Gov. Nixon calls for changing DWI laws by spring

Tuesday, October 13, 2009
Gov. Jay Nixon listens to a reporter's question during a news conference to announce a new water quality enforcement effort for the Lake of the Ozarks Wednesday, Sept. 23, 2009, near Osage Beach, Mo. Nixon's plan involves inspections of facilities with waste-water permits, stepped up enforcement against those violating clean water policies, tough reviews of applications for new permits and a lake-wide water quality study.(AP Photo/Kelley McCall)

ST. LOUIS -- Gov. Jay Nixon has called for reforming Missouri's DWI laws in response to news accounts exposing deals that allow drunken drivers to avoid conviction.

Nixon said he will ask legislative leaders this week to change the state's laws on DWI by spring, the St. Louis Post-Dispatch reported Monday.

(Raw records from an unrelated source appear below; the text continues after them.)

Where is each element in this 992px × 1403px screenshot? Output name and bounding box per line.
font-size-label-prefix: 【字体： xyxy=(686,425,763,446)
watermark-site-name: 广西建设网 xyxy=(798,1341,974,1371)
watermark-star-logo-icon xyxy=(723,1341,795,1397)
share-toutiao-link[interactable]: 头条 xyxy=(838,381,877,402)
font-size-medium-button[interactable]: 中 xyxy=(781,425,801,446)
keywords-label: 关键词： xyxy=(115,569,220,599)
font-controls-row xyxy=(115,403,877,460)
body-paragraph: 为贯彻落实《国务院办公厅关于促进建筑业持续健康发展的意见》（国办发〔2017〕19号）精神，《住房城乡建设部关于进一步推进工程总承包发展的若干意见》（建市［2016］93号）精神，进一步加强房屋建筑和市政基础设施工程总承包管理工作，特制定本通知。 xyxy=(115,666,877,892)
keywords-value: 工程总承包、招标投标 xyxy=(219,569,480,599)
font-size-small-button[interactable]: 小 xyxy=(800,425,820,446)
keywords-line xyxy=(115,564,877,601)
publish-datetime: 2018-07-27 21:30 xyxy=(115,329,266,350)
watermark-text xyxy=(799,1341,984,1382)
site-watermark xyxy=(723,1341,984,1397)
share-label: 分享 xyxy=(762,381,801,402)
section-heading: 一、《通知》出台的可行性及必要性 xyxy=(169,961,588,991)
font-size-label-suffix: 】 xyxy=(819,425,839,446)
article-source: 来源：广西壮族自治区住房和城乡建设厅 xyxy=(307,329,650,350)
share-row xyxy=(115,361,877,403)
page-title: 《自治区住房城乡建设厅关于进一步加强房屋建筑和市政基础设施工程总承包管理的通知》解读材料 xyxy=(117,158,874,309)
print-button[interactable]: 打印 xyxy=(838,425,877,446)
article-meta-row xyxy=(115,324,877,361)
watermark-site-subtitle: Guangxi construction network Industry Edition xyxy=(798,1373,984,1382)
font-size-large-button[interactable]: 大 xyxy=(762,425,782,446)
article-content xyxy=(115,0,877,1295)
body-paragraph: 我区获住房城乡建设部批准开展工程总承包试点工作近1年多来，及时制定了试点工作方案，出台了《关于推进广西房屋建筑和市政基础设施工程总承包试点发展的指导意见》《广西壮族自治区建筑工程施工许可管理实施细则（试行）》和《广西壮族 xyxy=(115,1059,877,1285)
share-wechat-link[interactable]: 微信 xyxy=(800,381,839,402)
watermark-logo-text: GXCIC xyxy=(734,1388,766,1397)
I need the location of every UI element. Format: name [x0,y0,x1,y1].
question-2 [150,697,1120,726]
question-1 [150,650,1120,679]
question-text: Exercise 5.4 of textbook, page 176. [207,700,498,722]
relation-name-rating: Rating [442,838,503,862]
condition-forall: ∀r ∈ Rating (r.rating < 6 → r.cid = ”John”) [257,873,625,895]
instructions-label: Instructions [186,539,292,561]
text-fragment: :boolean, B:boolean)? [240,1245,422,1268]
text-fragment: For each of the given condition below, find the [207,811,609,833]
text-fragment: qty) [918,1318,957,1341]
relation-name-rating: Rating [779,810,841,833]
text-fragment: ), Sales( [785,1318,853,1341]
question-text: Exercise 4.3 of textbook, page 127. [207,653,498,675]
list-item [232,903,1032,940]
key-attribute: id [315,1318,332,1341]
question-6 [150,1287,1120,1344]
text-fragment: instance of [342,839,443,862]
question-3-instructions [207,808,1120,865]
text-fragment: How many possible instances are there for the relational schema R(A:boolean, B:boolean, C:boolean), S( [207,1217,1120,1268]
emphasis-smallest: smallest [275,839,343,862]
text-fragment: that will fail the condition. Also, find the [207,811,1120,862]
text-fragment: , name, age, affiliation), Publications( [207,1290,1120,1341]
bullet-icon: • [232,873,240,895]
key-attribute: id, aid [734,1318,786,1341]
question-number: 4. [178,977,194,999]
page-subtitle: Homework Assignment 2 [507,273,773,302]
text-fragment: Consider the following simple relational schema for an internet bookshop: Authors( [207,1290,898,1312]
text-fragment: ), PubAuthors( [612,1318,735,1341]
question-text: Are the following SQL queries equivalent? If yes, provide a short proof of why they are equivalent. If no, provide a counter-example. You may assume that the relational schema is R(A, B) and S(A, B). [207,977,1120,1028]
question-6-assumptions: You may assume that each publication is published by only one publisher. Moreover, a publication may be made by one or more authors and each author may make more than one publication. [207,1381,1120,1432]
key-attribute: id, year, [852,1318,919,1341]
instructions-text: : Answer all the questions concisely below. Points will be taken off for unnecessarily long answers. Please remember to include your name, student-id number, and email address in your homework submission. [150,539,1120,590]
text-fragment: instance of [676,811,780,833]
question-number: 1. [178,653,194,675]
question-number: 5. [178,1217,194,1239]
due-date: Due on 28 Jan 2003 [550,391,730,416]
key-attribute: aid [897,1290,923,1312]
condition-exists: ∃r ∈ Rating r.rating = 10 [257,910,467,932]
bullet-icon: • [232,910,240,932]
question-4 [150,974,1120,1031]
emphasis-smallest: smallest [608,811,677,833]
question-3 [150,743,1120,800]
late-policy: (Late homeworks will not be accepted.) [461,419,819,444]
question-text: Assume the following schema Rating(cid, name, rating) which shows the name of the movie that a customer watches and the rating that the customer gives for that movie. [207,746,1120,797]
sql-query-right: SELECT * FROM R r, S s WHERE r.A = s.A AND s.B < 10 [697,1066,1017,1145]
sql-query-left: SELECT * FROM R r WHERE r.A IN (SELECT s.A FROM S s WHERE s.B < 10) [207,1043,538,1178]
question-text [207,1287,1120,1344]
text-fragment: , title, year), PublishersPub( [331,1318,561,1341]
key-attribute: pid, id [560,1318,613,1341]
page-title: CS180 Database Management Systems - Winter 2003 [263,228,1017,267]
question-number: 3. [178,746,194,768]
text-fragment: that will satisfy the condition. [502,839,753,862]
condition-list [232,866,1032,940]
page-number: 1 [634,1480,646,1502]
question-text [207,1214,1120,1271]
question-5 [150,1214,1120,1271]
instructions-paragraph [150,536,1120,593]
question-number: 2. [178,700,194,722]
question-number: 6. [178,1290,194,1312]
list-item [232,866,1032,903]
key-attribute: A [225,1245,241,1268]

He and others called for reforms in response to a story Sunday in the Post-Dispatch that revealed a culture of deal-cutting in St. Louis-area courts handling DWI cases.

The newspaper reported that some repeat offenders are among those avoiding conviction for DWI or related charges.

Nixon said the system "is allowing offenders to get driving privileges back and not to be held accountable for their actions."

State Rep. Walt Bivins, R-St. Louis County, said it appeared DWIs are "just kind of written off and glossed over."

"If the governor has some good suggestions, I would certainly be willing to take a look."

The newspaper reported that drivers with prior convictions are treated as though they are first-time offenders. It also said plea deals are used even for those with repeat arrests. The newspaper reported last month that repeat offenders often are not charged with a felony.

Rep. Jill Schupp, D-Creve Coeur, a member of a House appropriations committee for public safety, said the system needs to be less willing to plea bargain and more inclined to give offenders consequences.

Jeff Rainford, chief of staff for Mayor Francis Slay, suggested that all DWI cases, or those involving repeat offenders, should be heard in state court, which hands out tougher penalties. He also suggested mandatory sentences.

Mike Boland, of the Gateway chapter of Mothers Against Drunk Driving, said the system lacks incentives to change behavior.

"People drive drunk because they can," he said. "There is no intent to do the right thing because you know you can get away with it. The story was very disheartening if you've been beating this path for 15 years."